Citation: 2014 FC 822

Ottawa, Ontario, August 25, 2014

PRESENT:    The Honourable Mr. Justice Phelan

BETWEEN:

MAYKEL GONZALEZ SALCEDO

Applicant

and

THE MINISTER OF CITIZENSHIP AND IMMIGRATION

Respondent

JUDGMENT AND REASONS

I.                   Introduction

[1]               The Applicant, an employee of the Cuban Embassy in Ottawa, defected and made a refugee claim. The Refugee Protection Division [RPD] decided that he was not a refugee or a person in need of protection. This is the judicial review of that RPD decision in which the substantive issue is the question of whether Article 135 of the Cuban Penal Code is persecutory.

II.                Background

[2]               Article 135 of the Cuban Penal Code reads:

1.   An official or employee charged with a mission in a foreign country who quits, or, having completed the mission, or being asked at any time to return, expressly or implicitly refuses to return is liable to a penalty of three to eight years in prison;

2.   The same penalty applied to officials or employees who, having completed a mission abroad and against the express order of the Government, move to another country.

[3]               The Applicant arrived in Canada in November 2009 to begin working at the Cuban Embassy [Embassy] in Ottawa. In December 2010 he left his job at the Embassy, and travelled to Winnipeg where he made his refugee claim.

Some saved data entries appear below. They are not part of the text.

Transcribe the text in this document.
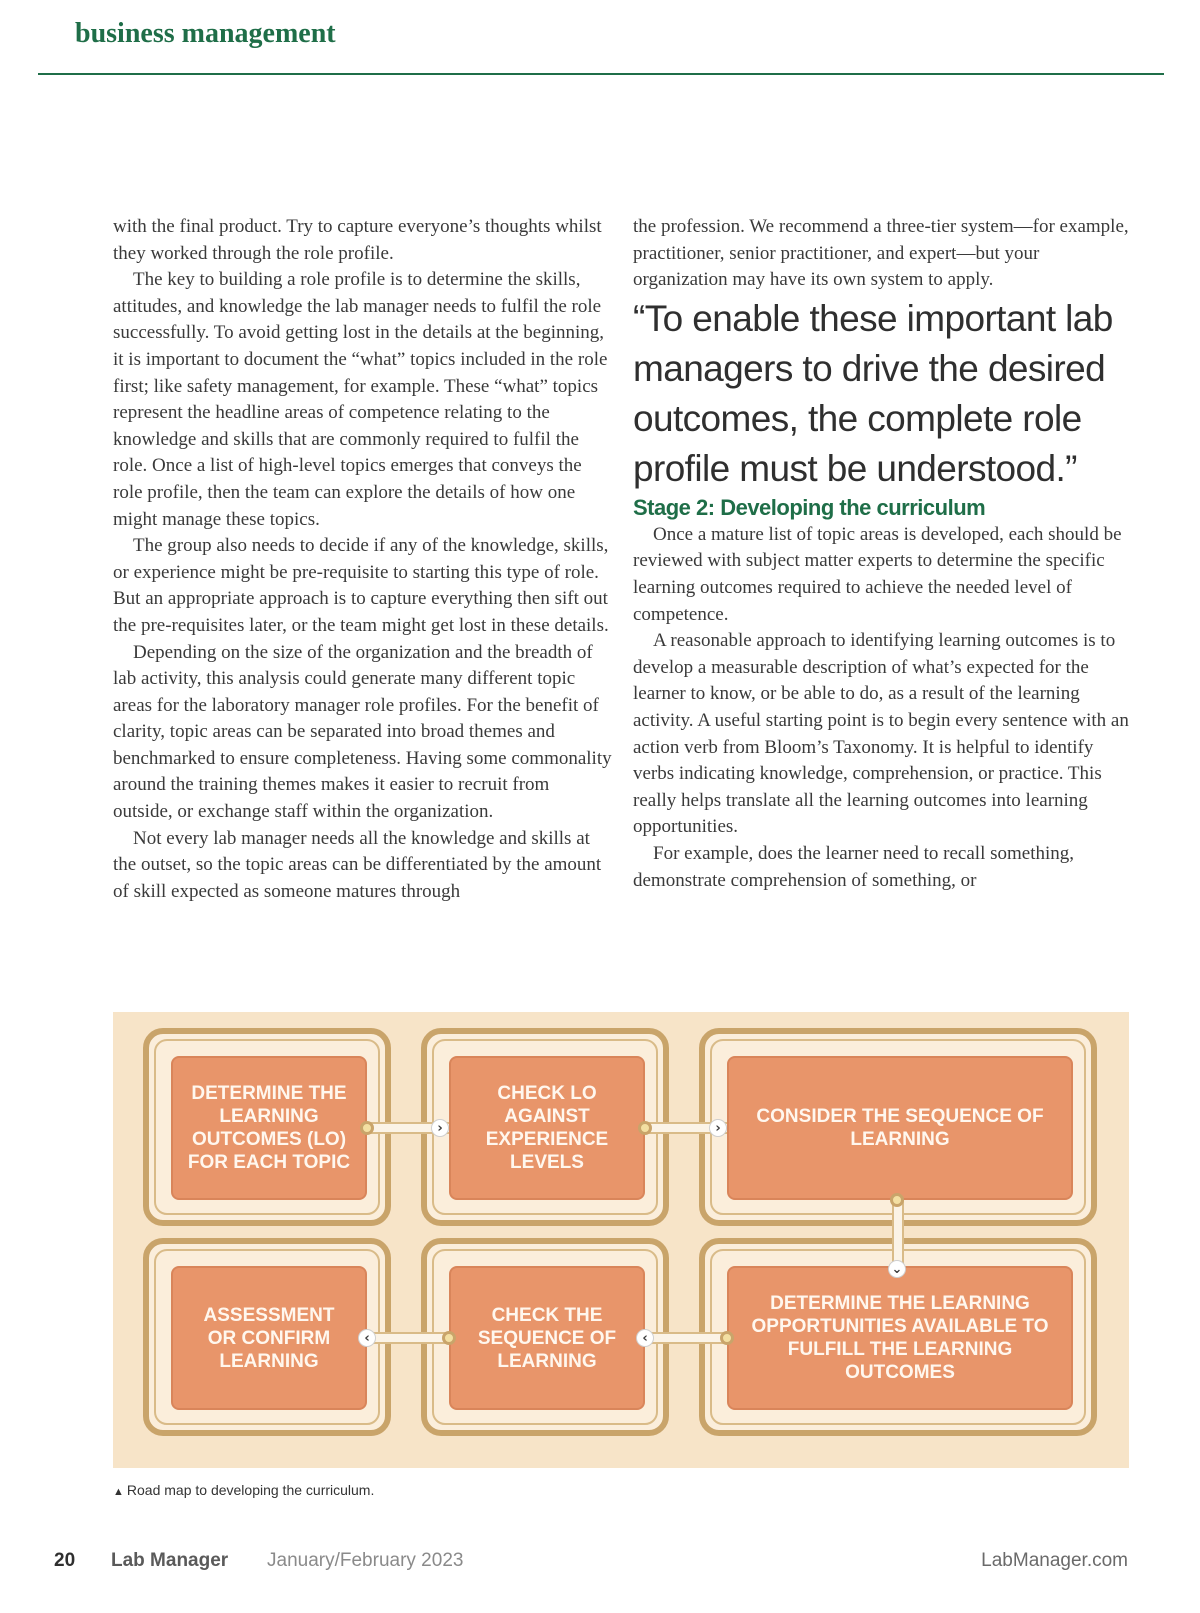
business management

with the final product. Try to capture everyone’s thoughts whilst they worked through the role profile.

The key to building a role profile is to determine the skills, attitudes, and knowledge the lab manager needs to fulfil the role successfully. To avoid getting lost in the details at the beginning, it is important to document the “what” topics included in the role first; like safety management, for example. These “what” topics represent the headline areas of competence relating to the knowledge and skills that are commonly required to fulfil the role. Once a list of high-level topics emerges that conveys the role profile, then the team can explore the details of how one might manage these topics.

The group also needs to decide if any of the knowledge, skills, or experience might be pre-requisite to starting this type of role. But an appropriate approach is to capture everything then sift out the pre-requisites later, or the team might get lost in these details.

Depending on the size of the organization and the breadth of lab activity, this analysis could generate many different topic areas for the laboratory manager role profiles. For the benefit of clarity, topic areas can be separated into broad themes and benchmarked to ensure completeness. Having some commonality around the training themes makes it easier to recruit from outside, or exchange staff within the organization.

Not every lab manager needs all the knowledge and skills at the outset, so the topic areas can be differentiated by the amount of skill expected as someone matures through

the profession. We recommend a three-tier system—for example, practitioner, senior practitioner, and expert—but your organization may have its own system to apply.

“To enable these important lab managers to drive the desired outcomes, the complete role profile must be understood.”

Stage 2: Developing the curriculum

Once a mature list of topic areas is developed, each should be reviewed with subject matter experts to determine the specific learning outcomes required to achieve the needed level of competence.

A reasonable approach to identifying learning outcomes is to develop a measurable description of what’s expected for the learner to know, or be able to do, as a result of the learning activity. A useful starting point is to begin every sentence with an action verb from Bloom’s Taxonomy. It is helpful to identify verbs indicating knowledge, comprehension, or practice. This really helps translate all the learning outcomes into learning opportunities.

For example, does the learner need to recall something, demonstrate comprehension of something, or

DETERMINE THE LEARNING OUTCOMES (LO) FOR EACH TOPIC
CHECK LO AGAINST EXPERIENCE LEVELS
CONSIDER THE SEQUENCE OF LEARNING
DETERMINE THE LEARNING OPPORTUNITIES AVAILABLE TO FULFILL THE LEARNING OUTCOMES
CHECK THE SEQUENCE OF LEARNING
ASSESSMENT OR CONFIRM LEARNING
›	›
⌄
‹
‹

▲ Road map to developing the curriculum.

20 Lab Manager January/February 2023	LabManager.com
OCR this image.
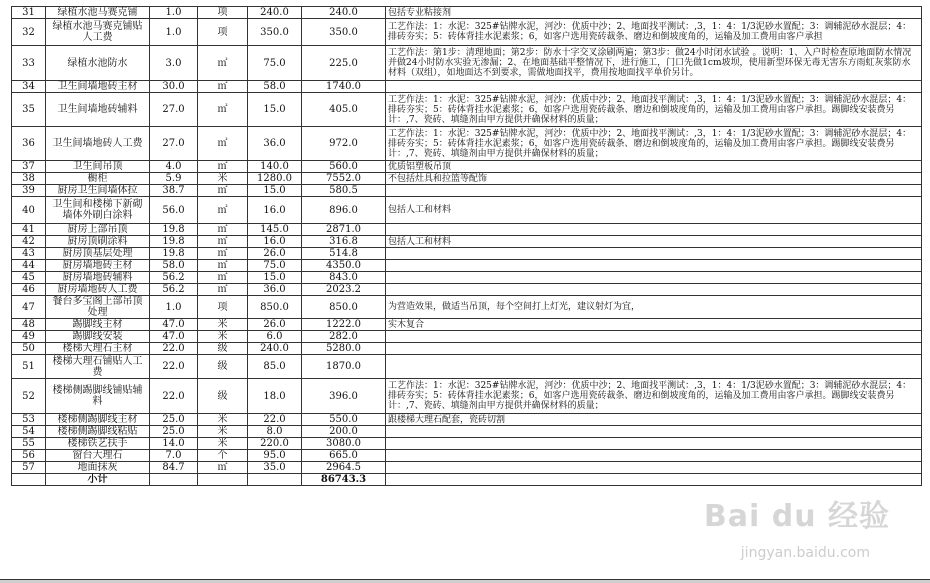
31	绿植水池马赛克铺	1.0	项	240.0	240.0	包括专业粘接剂
32	绿植水池马赛克铺贴人工费	1.0	项	350.0	350.0	工艺作法：1：水泥：325#钻牌水泥，河沙：优质中沙；2、地面找平测试：,3，1：4：1/3泥砂水置配；3：调辅泥砂水混层；4：排砖夯实；5：砖体背挂水泥素浆；6，如客户选用瓷砖裁条、磨边和倒坡度角的，运输及加工费用由客户承担
33	绿植水池防水	3.0	㎡	75.0	225.0	工艺作法：第1步：清理地面；第2步：防水十字交叉涂刷两遍；第3步：做24小时闭水试验 。说明：1、入户时检查原地面防水情况并做24小时防水实验无渗漏；2、在地面基础平整情况下，进行施工，门口先做1cm坡坝，使用新型环保无毒无害东方雨虹灰浆防水材料（双组），如地面达不到要求，需做地面找平，费用按地面找平单价另计。
34	卫生间墙地砖主材	30.0	㎡	58.0	1740.0	
35	卫生间墙地砖辅料	27.0	㎡	15.0	405.0	工艺作法：1：水泥：325#钻牌水泥，河沙：优质中沙；2、地面找平测试：,3，1：4：1/3泥砂水置配；3：调辅泥砂水混层；4：排砖夯实；5：砖体背挂水泥素浆；6，如客户选用瓷砖裁条、磨边和倒坡度角的，运输及加工费用由客户承担。踢脚线安装费另计：,7、瓷砖、填缝剂由甲方提供并确保材料的质量；
36	卫生间墙地砖人工费	27.0	㎡	36.0	972.0	工艺作法：1：水泥：325#钻牌水泥，河沙：优质中沙；2、地面找平测试：,3，1：4：1/3泥砂水置配；3：调辅泥砂水混层；4：排砖夯实；5：砖体背挂水泥素浆；6，如客户选用瓷砖裁条、磨边和倒坡度角的，运输及加工费用由客户承担。踢脚线安装费另计：,7、瓷砖、填缝剂由甲方提供并确保材料的质量；
37	卫生间吊顶	4.0	㎡	140.0	560.0	优质铝塑板吊顶
38	橱柜	5.9	米	1280.0	7552.0	不包括灶具和拉篮等配饰
39	厨房卫生间墙体拉	38.7	㎡	15.0	580.5	
40	卫生间和楼梯下新砌墙体外刷白涂料	56.0	㎡	16.0	896.0	包括人工和材料
41	厨房上部吊顶	19.8	㎡	145.0	2871.0	
42	厨房顶刷涂料	19.8	㎡	16.0	316.8	包括人工和材料
43	厨房顶基层处理	19.8	㎡	26.0	514.8	
44	厨房墙地砖主材	58.0	㎡	75.0	4350.0	
45	厨房墙地砖辅料	56.2	㎡	15.0	843.0	
46	厨房墙地砖人工费	56.2	㎡	36.0	2023.2	
47	餐台多宝阁上部吊顶处理	1.0	项	850.0	850.0	为营造效果，做适当吊顶，每个空间打上灯光，建议射灯为宜，
48	踢脚线主材	47.0	米	26.0	1222.0	实木复合
49	踢脚线安装	47.0	米	6.0	282.0	
50	楼梯大理石主材	22.0	级	240.0	5280.0	
51	楼梯大理石铺贴人工费	22.0	级	85.0	1870.0	
52	楼梯侧踢脚线铺贴辅料	22.0	级	18.0	396.0	工艺作法：1：水泥：325#钻牌水泥，河沙：优质中沙；2、地面找平测试：,3，1：4：1/3泥砂水置配；3：调辅泥砂水混层；4：排砖夯实；5：砖体背挂水泥素浆；6，如客户选用瓷砖裁条、磨边和倒坡度角的，运输及加工费用由客户承担。踢脚线安装费另计：,7、瓷砖、填缝剂由甲方提供并确保材料的质量；
53	楼梯侧踢脚线主材	25.0	米	22.0	550.0	跟楼梯大理石配套，瓷砖切割
54	楼梯侧踢脚线粘贴	25.0	米	8.0	200.0	
55	楼梯铁艺扶手	14.0	米	220.0	3080.0	
56	窗台大理石	7.0	个	95.0	665.0	
57	地面抹灰	84.7	㎡	35.0	2964.5	
	小计				86743.3	
Bai du 经验
jingyan.baidu.com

[4]               The Applicant is a student of languages with a post-graduate degree. For a time he taught French at the Higher Institute of Foreign Relations [Institute] to future Cuban diplomats.

[5]               The Applicant claims that the government’s persecutory actions began when he refused to join the Union of Young Communists [UYC]. This brought him under scrutiny, his name was posted as a non-member and he was excluded from selected foreign travel. He was also non-exempt from a military mobilization in 2007 when the Director spoke in favour of exemption for all other teachers at the Institute.

[6]               In 2009, the Applicant was asked to work at the Embassy in Ottawa which he did until December 2010. At the Embassy, the Applicant says, he was subjected to further persecution – pay cut, restrictions on movements in Canada including a curfew, unpleasant living quarters, and mistreatment and humiliation from the Ambassador who questioned his sexuality.

[7]               In December 2010, the Applicant returned to Cuba to visit his family but he returned to Canada for fear of losing his employment. He defected shortly after arriving back in Canada.

[8]               The RPD, in assessing the refugee claim, found the Applicant to be credible but concluded that his treatment prior to making his claim was not persecutory.

[9]               The RPD found that his refusal to join the UYC may have resulted in some shame and humiliation; however, he was not reprimanded, did not lose his job, was not subject to increased monitoring nor to interrogation or arrest.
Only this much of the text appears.